A single-tab browser is the minimum. Implement:

  • Tabs with isolated data
  • Browse history (optional; many wallet users prefer privacy)
  • Bookmarks for frequently used DApps
  • Curated popular DApp list for onboarding

On iOS, keep multiple WKWebView instances in memory—they're lazy until visible. On Android, WebView is heavy; for memory savings, destroy the inactive tab's WebView and restore the URL on return.

React Native and Flutter

In React Native, use react-native-webview with injection via injectedJavaScriptBeforeContentLoaded and onMessage. Limitation: injectedJavaScriptBeforeContentLoaded on Android isn't synchronous—there's a race condition. Solution: duplicate injection via evaluateJavaScript in onLoadStart.

In Flutter, use webview_flutter with addJavaScriptChannel and runJavaScript. Similar limitations on Android.

Performance

WebView renders full web content—this is resource-intensive. On older Android devices (Chromium 80-based WebView), complex DeFi DApps may stutter.
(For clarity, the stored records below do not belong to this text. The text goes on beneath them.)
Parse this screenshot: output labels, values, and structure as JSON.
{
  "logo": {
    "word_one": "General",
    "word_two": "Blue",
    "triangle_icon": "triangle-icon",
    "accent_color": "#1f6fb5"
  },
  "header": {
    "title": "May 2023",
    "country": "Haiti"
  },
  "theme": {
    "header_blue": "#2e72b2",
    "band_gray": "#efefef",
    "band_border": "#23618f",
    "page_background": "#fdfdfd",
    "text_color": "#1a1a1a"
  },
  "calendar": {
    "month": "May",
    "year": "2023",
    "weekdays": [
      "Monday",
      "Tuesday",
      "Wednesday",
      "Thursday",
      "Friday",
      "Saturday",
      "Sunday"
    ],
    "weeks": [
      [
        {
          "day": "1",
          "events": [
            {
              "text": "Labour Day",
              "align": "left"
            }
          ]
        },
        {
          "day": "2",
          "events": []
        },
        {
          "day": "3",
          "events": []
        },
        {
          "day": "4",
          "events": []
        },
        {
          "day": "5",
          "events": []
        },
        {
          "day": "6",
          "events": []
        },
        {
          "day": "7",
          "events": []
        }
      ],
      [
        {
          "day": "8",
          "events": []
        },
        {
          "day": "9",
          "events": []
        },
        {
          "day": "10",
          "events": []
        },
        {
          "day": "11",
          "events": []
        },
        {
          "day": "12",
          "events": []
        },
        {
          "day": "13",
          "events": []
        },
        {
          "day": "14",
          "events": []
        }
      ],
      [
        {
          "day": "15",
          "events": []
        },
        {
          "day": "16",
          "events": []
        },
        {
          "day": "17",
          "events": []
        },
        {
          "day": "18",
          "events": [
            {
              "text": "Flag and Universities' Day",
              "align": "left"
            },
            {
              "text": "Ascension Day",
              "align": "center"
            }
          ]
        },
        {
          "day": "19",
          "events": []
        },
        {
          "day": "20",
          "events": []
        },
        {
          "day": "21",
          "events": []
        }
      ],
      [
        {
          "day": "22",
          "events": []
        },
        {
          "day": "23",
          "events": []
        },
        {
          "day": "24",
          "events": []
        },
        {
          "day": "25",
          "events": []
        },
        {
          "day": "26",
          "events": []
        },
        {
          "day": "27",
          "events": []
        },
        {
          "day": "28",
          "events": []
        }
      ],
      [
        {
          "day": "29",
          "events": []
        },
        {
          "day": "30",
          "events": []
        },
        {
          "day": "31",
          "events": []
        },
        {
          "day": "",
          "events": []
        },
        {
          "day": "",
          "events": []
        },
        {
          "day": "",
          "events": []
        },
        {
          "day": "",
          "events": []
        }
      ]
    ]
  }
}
Monitor via WebViewClient.onPageStarted / onPageFinished, show a progress bar.

Preload WebView at app startup (create an instance in the background) reduces cold-start browser time from ~800ms to ~200ms.

Development Process

  1. Basic WebView with navigation, address bar, progress bar
  2. Provider injection and support for eth_requestAccounts, eth_accounts, eth_chainId
  3. Transaction dialog — display, signing, sending via RPC
  4. Advanced methodspersonal_sign, eth_signTypedData_v4, wallet_switchEthereumChain
  5. Security — isolation, phishing protection, security audit
  6. Multi-tab and UX polish

Timeline: basic browser with eth_sendTransaction—3–4 weeks. Full-featured browser with multi-tab, EIP-712 display, security audit—2–3 months.